Tel fut le message que Boss Shaw transmit au mercenaire Hubbard. Au même moment, dans un coin de la boutique, An Zhe tenait une tête humaine et s’entraînait à faire des sourcils.

Une aiguille brûlante lui permettait de percer un petit trou dans la peau en silicone. An Zhe y implantait alors les fibres qui simulaient le cil. Une fois le silicone fondu refroidi, les fibres étaient fermement enracinés dans la peau de la poupée.
Le travail n'était pas difficile, mais demandait beaucoup de concentration et se révélait très répétitif. Les yeux du patron Shaw étaient fatigués et il lui était difficile de réaliser un travail aussi intense. An Zhe devinait que c’était l’une des raisons pour lesquelles il était si impatient de trouver un apprenti.

Scott Shaw posa le communicateur et sortit la poupée de sa vitrine, la plaçant sur un siège au milieu de la pièce. Toutes les articulations de la poupée était parfaitement fonctionnels. Il plia donc les jambes de la poupée, lui fit croiser les bras et lui inclina finalement la tête pour la faire retomber légèrement. La lumière passait à travers les cils pour jeter une ombre sur le visage qui en devenait étrangement vivant. La poupée finit assise dans une posture autoritaire et légèrement mélancolique.

An Zhe leva les yeux. La faible lumière de la pièce créait juste ce qu'il fallait d'ombres pour effacer les subtiles différences entre le silicone et la peau humaine. Ce qui se tenait là désormais c'était un être humain, silencieux mais bien vivant.

Un épais silence régnait. Les fenêtres environnantes et les bacs remplis d'objets pouvant être considérées comme obscènes dans la société humaine semblaient d'autant plus étranges dans cette atmosphère. Cette ambiance presque irréel fut finalement brisée lorsque la porte de la boutique s'ouvrit. La lumière blanche de l’extérieur s'infiltra dans la pièce, éclairant la moitié du corps de la poupée. An Zhe dû plisser les yeux pour distinguer l’homme qui apparaissait dans l'embrasure de la porte.

C’était un grand homme bruns avec des cheveux bouclés mi-longs. Ses yeux étaient également noirs et les traits de son visage froids. An Zhe pouvait sans problème l’imaginer marchant dans le désert, une arme à la main.
An Zhe attendait qu’il entre mais l’homme resta planté à l'entrée, les yeux fixés sur la poupée au milieu de la pièce. Il demeura immobile si longtemps qu’il paraissait lui-même être devenu une poupée .

Ce n’est que lorsque boss Shaw toussota et le pria d'entrer que l’homme sembla se réveiller et se remit à bouger. Il entra dans la pièce mais ralentit brusquement en s’approchant de la poupée. An Zhe le regarda alors qu’il levait la main pour toucher le visage de la poupée. Ses doigts restèrent figés en l’air, sans qu'il se décide à finir son geste.
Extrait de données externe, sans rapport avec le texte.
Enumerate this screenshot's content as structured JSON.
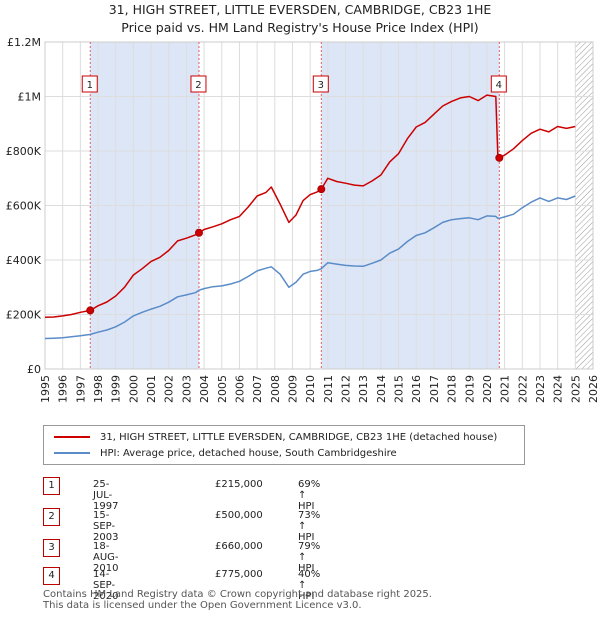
{
  "header": {
    "title": "31, HIGH STREET, LITTLE EVERSDEN, CAMBRIDGE, CB23 1HE",
    "subtitle": "Price paid vs. HM Land Registry's House Price Index (HPI)"
  },
  "chart_data": {
    "type": "line",
    "title": "31, HIGH STREET, LITTLE EVERSDEN, CAMBRIDGE, CB23 1HE",
    "subtitle": "Price paid vs. HM Land Registry's House Price Index (HPI)",
    "xlabel": "",
    "ylabel": "",
    "xlim": [
      1995,
      2026
    ],
    "ylim": [
      0,
      1200000
    ],
    "x_ticks": [
      "1995",
      "1996",
      "1997",
      "1998",
      "1999",
      "2000",
      "2001",
      "2002",
      "2003",
      "2004",
      "2005",
      "2006",
      "2007",
      "2008",
      "2009",
      "2010",
      "2011",
      "2012",
      "2013",
      "2014",
      "2015",
      "2016",
      "2017",
      "2018",
      "2019",
      "2020",
      "2021",
      "2022",
      "2023",
      "2024",
      "2025",
      "2026"
    ],
    "y_ticks": [
      {
        "value": 0,
        "label": "£0"
      },
      {
        "value": 200000,
        "label": "£200K"
      },
      {
        "value": 400000,
        "label": "£400K"
      },
      {
        "value": 600000,
        "label": "£600K"
      },
      {
        "value": 800000,
        "label": "£800K"
      },
      {
        "value": 1000000,
        "label": "£1M"
      },
      {
        "value": 1200000,
        "label": "£1.2M"
      }
    ],
    "grid": true,
    "colors": {
      "property": "#cc0000",
      "hpi": "#5b8cc8",
      "band": "#dde6f7",
      "vline": "#e06060",
      "hatch": "#999999"
    },
    "series": [
      {
        "name": "31, HIGH STREET, LITTLE EVERSDEN, CAMBRIDGE, CB23 1HE (detached house)",
        "color": "#cc0000",
        "x": [
          1995.0,
          1995.5,
          1996.0,
          1996.5,
          1997.0,
          1997.56,
          1998.0,
          1998.5,
          1999.0,
          1999.5,
          2000.0,
          2000.5,
          2001.0,
          2001.5,
          2002.0,
          2002.5,
          2003.0,
          2003.5,
          2003.71,
          2004.0,
          2004.5,
          2005.0,
          2005.5,
          2006.0,
          2006.5,
          2007.0,
          2007.5,
          2007.8,
          2008.3,
          2008.8,
          2009.2,
          2009.6,
          2010.0,
          2010.4,
          2010.63,
          2011.0,
          2011.5,
          2012.0,
          2012.5,
          2013.0,
          2013.5,
          2014.0,
          2014.5,
          2015.0,
          2015.5,
          2016.0,
          2016.5,
          2017.0,
          2017.5,
          2018.0,
          2018.5,
          2019.0,
          2019.5,
          2020.0,
          2020.5,
          2020.62,
          2020.7,
          2021.0,
          2021.5,
          2022.0,
          2022.5,
          2023.0,
          2023.5,
          2024.0,
          2024.5,
          2025.0
        ],
        "values": [
          190000,
          191000,
          195000,
          200000,
          208000,
          215000,
          232000,
          246000,
          268000,
          300000,
          345000,
          368000,
          395000,
          410000,
          435000,
          470000,
          480000,
          492000,
          500000,
          512000,
          522000,
          533000,
          548000,
          560000,
          595000,
          635000,
          648000,
          668000,
          605000,
          538000,
          565000,
          618000,
          640000,
          650000,
          660000,
          700000,
          688000,
          682000,
          675000,
          672000,
          690000,
          712000,
          760000,
          790000,
          845000,
          888000,
          905000,
          935000,
          965000,
          982000,
          995000,
          1000000,
          985000,
          1005000,
          1000000,
          775000,
          775000,
          785000,
          808000,
          838000,
          865000,
          880000,
          870000,
          890000,
          883000,
          890000
        ]
      },
      {
        "name": "HPI: Average price, detached house, South Cambridgeshire",
        "color": "#5b8cc8",
        "x": [
          1995.0,
          1995.5,
          1996.0,
          1996.5,
          1997.0,
          1997.56,
          1998.0,
          1998.5,
          1999.0,
          1999.5,
          2000.0,
          2000.5,
          2001.0,
          2001.5,
          2002.0,
          2002.5,
          2003.0,
          2003.5,
          2003.71,
          2004.0,
          2004.5,
          2005.0,
          2005.5,
          2006.0,
          2006.5,
          2007.0,
          2007.5,
          2007.8,
          2008.3,
          2008.8,
          2009.2,
          2009.6,
          2010.0,
          2010.4,
          2010.63,
          2011.0,
          2011.5,
          2012.0,
          2012.5,
          2013.0,
          2013.5,
          2014.0,
          2014.5,
          2015.0,
          2015.5,
          2016.0,
          2016.5,
          2017.0,
          2017.5,
          2018.0,
          2018.5,
          2019.0,
          2019.5,
          2020.0,
          2020.5,
          2020.62,
          2020.7,
          2021.0,
          2021.5,
          2022.0,
          2022.5,
          2023.0,
          2023.5,
          2024.0,
          2024.5,
          2025.0
        ],
        "values": [
          112000,
          113000,
          115000,
          118000,
          122000,
          127000,
          135000,
          143000,
          155000,
          172000,
          195000,
          208000,
          220000,
          230000,
          245000,
          265000,
          272000,
          280000,
          289000,
          295000,
          302000,
          305000,
          312000,
          322000,
          340000,
          360000,
          370000,
          375000,
          348000,
          300000,
          318000,
          348000,
          358000,
          362000,
          368000,
          390000,
          385000,
          380000,
          378000,
          377000,
          388000,
          400000,
          425000,
          440000,
          468000,
          490000,
          500000,
          518000,
          538000,
          548000,
          552000,
          555000,
          548000,
          562000,
          560000,
          553000,
          553000,
          558000,
          568000,
          592000,
          612000,
          628000,
          615000,
          628000,
          622000,
          635000
        ]
      }
    ],
    "sales": [
      {
        "n": "1",
        "x": 1997.56,
        "price": 215000
      },
      {
        "n": "2",
        "x": 2003.71,
        "price": 500000
      },
      {
        "n": "3",
        "x": 2010.63,
        "price": 660000
      },
      {
        "n": "4",
        "x": 2020.7,
        "price": 775000
      }
    ]
  },
  "legend": {
    "property_label": "31, HIGH STREET, LITTLE EVERSDEN, CAMBRIDGE, CB23 1HE (detached house)",
    "hpi_label": "HPI: Average price, detached house, South Cambridgeshire"
  },
  "sales_table": [
    {
      "n": "1",
      "date": "25-JUL-1997",
      "price": "£215,000",
      "hpi": "69% ↑ HPI"
    },
    {
      "n": "2",
      "date": "15-SEP-2003",
      "price": "£500,000",
      "hpi": "73% ↑ HPI"
    },
    {
      "n": "3",
      "date": "18-AUG-2010",
      "price": "£660,000",
      "hpi": "79% ↑ HPI"
    },
    {
      "n": "4",
      "date": "14-SEP-2020",
      "price": "£775,000",
      "hpi": "40% ↑ HPI"
    }
  ],
  "footer": {
    "line1": "Contains HM Land Registry data © Crown copyright and database right 2025.",
    "line2": "This data is licensed under the Open Government Licence v3.0."
  }
}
Dans la pièce calme, on n'entendait que le bruit de la respiration légèrement tremblante de l’homme, très discrète. C’était comme si un papillon s'était posé sur les cils de la poupée et qu’il craignait de le déranger.

Finalement, il retira sa main mais sans lâcher la poupée des yeux. « Merci.»
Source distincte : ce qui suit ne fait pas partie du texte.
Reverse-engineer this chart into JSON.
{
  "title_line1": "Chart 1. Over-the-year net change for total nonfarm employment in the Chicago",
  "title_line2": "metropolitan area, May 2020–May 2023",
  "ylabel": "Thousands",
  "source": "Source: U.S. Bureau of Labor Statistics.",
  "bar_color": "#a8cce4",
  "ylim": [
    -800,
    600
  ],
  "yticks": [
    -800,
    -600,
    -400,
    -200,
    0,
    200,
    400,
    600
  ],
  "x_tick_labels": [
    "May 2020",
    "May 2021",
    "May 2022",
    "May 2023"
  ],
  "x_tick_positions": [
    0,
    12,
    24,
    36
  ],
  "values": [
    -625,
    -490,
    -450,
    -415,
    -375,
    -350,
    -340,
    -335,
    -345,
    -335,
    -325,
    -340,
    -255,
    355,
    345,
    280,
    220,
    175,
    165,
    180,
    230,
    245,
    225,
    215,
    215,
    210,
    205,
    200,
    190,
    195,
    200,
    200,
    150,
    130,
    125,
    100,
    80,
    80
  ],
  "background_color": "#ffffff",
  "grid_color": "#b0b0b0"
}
« Pas besoin de remerciements. » Le boss Shaw s'approcha et regarda l'homme avec ses yeux bleu-gris. « Merci à toi de m'avoir fourni suffisamment de données. »

Hubbard sourit, mais ne releva pas les yeux.

Boss Shaw désigna la boîte de taille humaine qu'il avait apporté.  « Dois-je le mettre dedans ? »

« Je vais le faire moi-même. » Hubbard posa finalement sa main sur l’épaule de la poupée, puis il se pencha légèrement pour la ramasser et la mettre dans la boîte.

Le boss Shaw se tenait un peu à l’écart.
« Je ne pensais pas le capitaine Hubbard si attentionné. »

« Il y a des choses que je ne peux pas dire. » Hubbard s’agenouilla sur le sol, fermant lentement la boîte. Ses doigts qui tenaient le couvercle étaient blancs et il fallut longtemps avant qu’il ne se relève.